A house on a street in the midwest with severe flooding in the entire neighborhood. Water levels are almost to the front porch of the house.

The rise in natural disasters has led to immense losses of over $600 billion in the United States over the last two decades. Accordingly, the cost of real estate insurance has seen significant increases. However, even assets that are not exposed to increased climate risk still face significant risk of increased insurance costs due to varying levels of regulation in different states.

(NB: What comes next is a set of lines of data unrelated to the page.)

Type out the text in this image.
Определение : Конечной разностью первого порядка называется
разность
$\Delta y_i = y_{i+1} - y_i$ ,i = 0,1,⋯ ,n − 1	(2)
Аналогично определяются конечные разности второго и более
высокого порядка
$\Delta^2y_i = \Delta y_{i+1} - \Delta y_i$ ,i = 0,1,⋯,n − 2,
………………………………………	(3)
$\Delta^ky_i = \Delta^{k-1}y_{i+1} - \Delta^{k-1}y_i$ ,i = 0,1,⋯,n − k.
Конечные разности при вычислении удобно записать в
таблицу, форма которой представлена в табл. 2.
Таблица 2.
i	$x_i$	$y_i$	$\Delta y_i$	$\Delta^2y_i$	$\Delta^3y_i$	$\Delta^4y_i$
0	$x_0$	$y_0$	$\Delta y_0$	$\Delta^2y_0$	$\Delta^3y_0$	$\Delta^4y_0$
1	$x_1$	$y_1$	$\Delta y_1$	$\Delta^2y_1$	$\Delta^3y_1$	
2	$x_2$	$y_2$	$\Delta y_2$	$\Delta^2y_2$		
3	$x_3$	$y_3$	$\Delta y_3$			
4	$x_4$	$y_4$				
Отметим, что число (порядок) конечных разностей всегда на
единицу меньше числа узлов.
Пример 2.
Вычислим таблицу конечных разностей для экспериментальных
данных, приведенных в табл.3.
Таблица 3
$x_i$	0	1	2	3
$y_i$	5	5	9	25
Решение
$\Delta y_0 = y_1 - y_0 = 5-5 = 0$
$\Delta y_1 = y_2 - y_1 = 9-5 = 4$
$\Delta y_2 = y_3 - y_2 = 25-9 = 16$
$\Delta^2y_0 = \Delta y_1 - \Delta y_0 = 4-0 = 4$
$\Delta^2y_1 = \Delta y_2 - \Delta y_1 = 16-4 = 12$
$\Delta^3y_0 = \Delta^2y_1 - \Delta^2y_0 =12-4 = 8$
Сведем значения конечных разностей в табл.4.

Insurers in more regulated states adjust rates less frequently and by a lower magnitude after experiencing climate losses. They overcome these rate-setting frictions by increasing rates in less regulated states. These behaviors lead to a decoupling of rates from risks, implying distortions in risk sharing across states.

 

The Research

Increases in real estate insurance premia are likely to be seen even in states without significant climate risk. Why? Due to varying levels of regulation between states, insurers are cross-subsidizing climate risk across states. Some states heavily regulate the ability of insurance companies to raise premia, while other states do not have such regulations. In states with both high restrictions on raising insurance premia (in other words, high “friction”) and high climate risk, insurers cannot adjust premia appropriately to account for climate losses. To compensate for this distortion, insurers look elsewhere for ways to reduce risk. In a recent paper presented at the Inaugural Georgetown-Clark Symposium on Global Real Estate, the authors show that insurance companies raised premia in low regulation (low “friction”) states to reduce losses from high-risk, high-friction states. Thus, even states without increased climate risk may face increased insurance premia risk.

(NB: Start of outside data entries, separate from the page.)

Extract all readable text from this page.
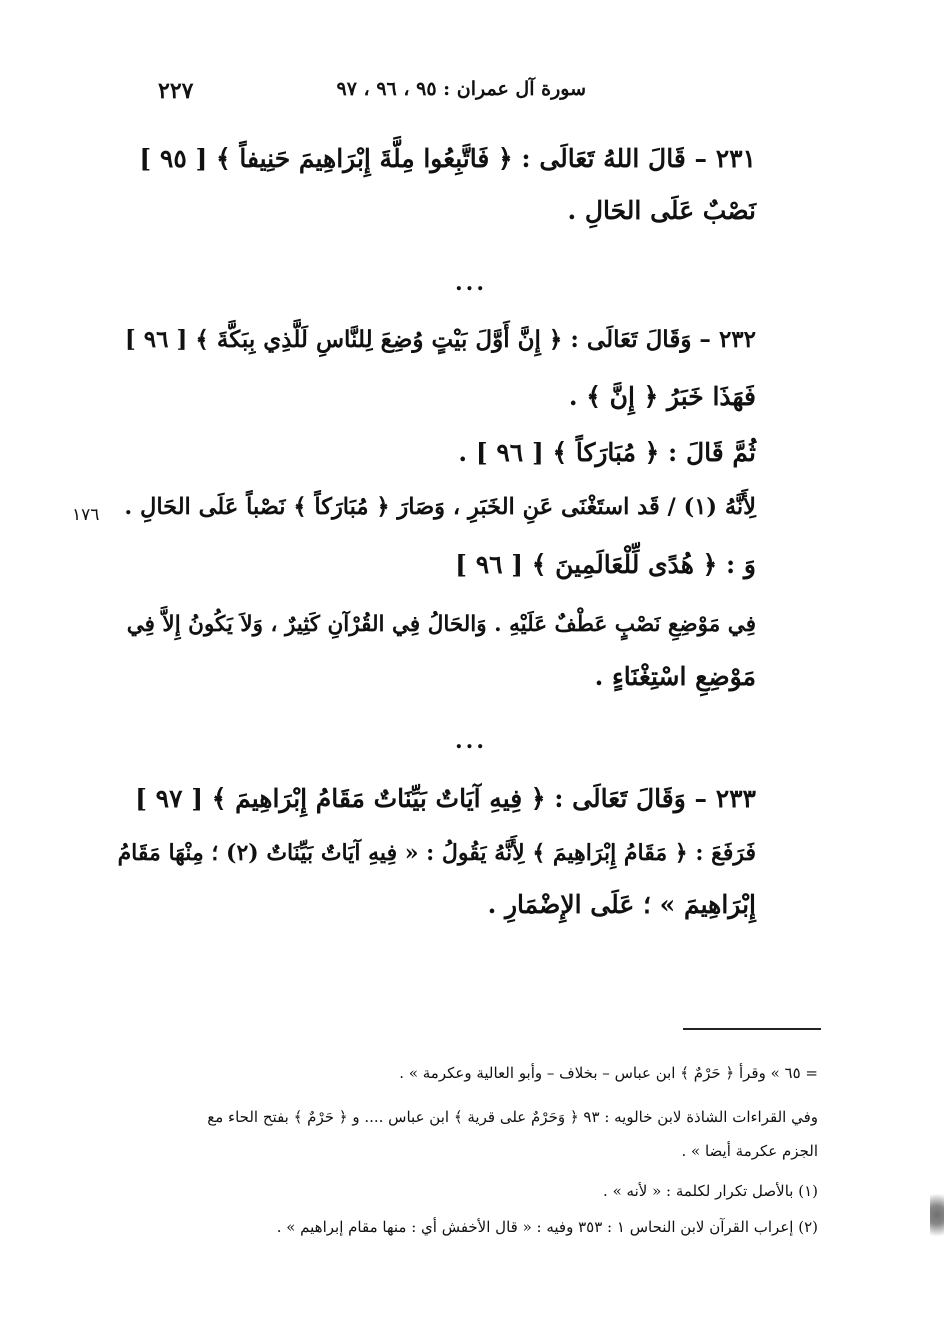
٢٢٧	سورة آل عمران : ٩٥ ، ٩٦ ، ٩٧
٢٣١ – قَالَ اللهُ تَعَالَى : ﴿ فَاتَّبِعُوا مِلَّةَ إِبْرَاهِيمَ حَنِيفاً ﴾ [ ٩٥ ]
نَصْبٌ عَلَى الحَالِ .
...
٢٣٢ – وَقَالَ تَعَالَى : ﴿ إِنَّ أَوَّلَ بَيْتٍ وُضِعَ لِلنَّاسِ لَلَّذِي بِبَكَّةَ ﴾ [ ٩٦ ]
فَهَذَا خَبَرُ ﴿ إِنَّ ﴾ .
ثُمَّ قَالَ : ﴿ مُبَارَكاً ﴾ [ ٩٦ ] .
لِأَنَّهُ (١) / قَد استَغْنَى عَنِ الخَبَرِ ، وَصَارَ ﴿ مُبَارَكاً ﴾ نَصْباً عَلَى الحَالِ .
وَ : ﴿ هُدًى لِّلْعَالَمِينَ ﴾ [ ٩٦ ]
فِي مَوْضِعِ نَصْبٍ عَطْفٌ عَلَيْهِ . وَالحَالُ فِي القُرْآنِ كَثِيرٌ ، وَلاَ يَكُونُ إِلاَّ فِي
مَوْضِعِ اسْتِغْنَاءٍ .
١٧٦
...
٢٣٣ – وَقَالَ تَعَالَى : ﴿ فِيهِ آيَاتٌ بَيِّنَاتٌ مَقَامُ إِبْرَاهِيمَ ﴾ [ ٩٧ ]
فَرَفَعَ : ﴿ مَقَامُ إِبْرَاهِيمَ ﴾ لِأَنَّهُ يَقُولُ : « فِيهِ آيَاتٌ بَيِّنَاتٌ (٢) ؛ مِنْهَا مَقَامُ
إِبْرَاهِيمَ » ؛ عَلَى الإِضْمَارِ .
= ٦٥ » وقرأ ﴿ حَرْمٌ ﴾ ابن عباس – بخلاف – وأبو العالية وعكرمة » .
وفي القراءات الشاذة لابن خالويه : ٩٣ ﴿ وَحَرْمٌ على قرية ﴾ ابن عباس .... و ﴿ حَرْمٌ ﴾ بفتح الحاء مع
الجزم عكرمة أيضا » .
(١) بالأصل تكرار لكلمة : « لأنه » .
(٢) إعراب القرآن لابن النحاس ١ : ٣٥٣ وفيه : « قال الأخفش أي : منها مقام إبراهيم » .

For example, take an insurer that operates in California and Virginia. Because of more frequent and high-damage wildfires, the insurer faces losses in California, but because California is highly regulated, they cannot increase premia there. Instead, the insurer will increase premia in Virginia, a low-regulation state, even though Virginia’s real estate is not facing additional climate risk. Ultimately, Virginians pay higher insurance premia to cover the higher climate losses of Californian real estate assets.

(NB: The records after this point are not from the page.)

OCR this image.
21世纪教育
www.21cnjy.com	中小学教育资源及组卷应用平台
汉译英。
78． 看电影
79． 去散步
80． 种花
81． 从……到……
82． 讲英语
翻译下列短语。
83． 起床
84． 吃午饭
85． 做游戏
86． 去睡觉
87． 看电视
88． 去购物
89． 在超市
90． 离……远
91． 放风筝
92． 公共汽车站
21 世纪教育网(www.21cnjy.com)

Figure 1 shows the climate losses and level of friction for individual states. States that have the lowest levels of friction are expected to have a high risk of rising insurance premia. States with low levels of friction and low levels of climate risk are expected to have the highest risk of “unfairly” having to pay increased insurance despite low levels of climate risk.

Figure 1. Regulation friction and climate losses

The plot below shows the relationship between regulation (friction) and climate losses for each U.S. state.

 

What do we conclude from this research?

  • Real estate insurance premia are rising due to increased climate risk even in states without significant climate risk;
  • States with low friction will likely experience higher risk of rising insurance costs; 
  • Real assets in high-friction states will likely experience the following outcomes:
    • Insurance costs may increase more slowly than in low-friction states;
    • Insurers may pull out of high-risk markets completely, leaving owners without viable insurance options;
  • Assets in low-friction states will likely experience the following outcomes:
    • Insurance costs may increase, even if there are no significant climate risks in the area.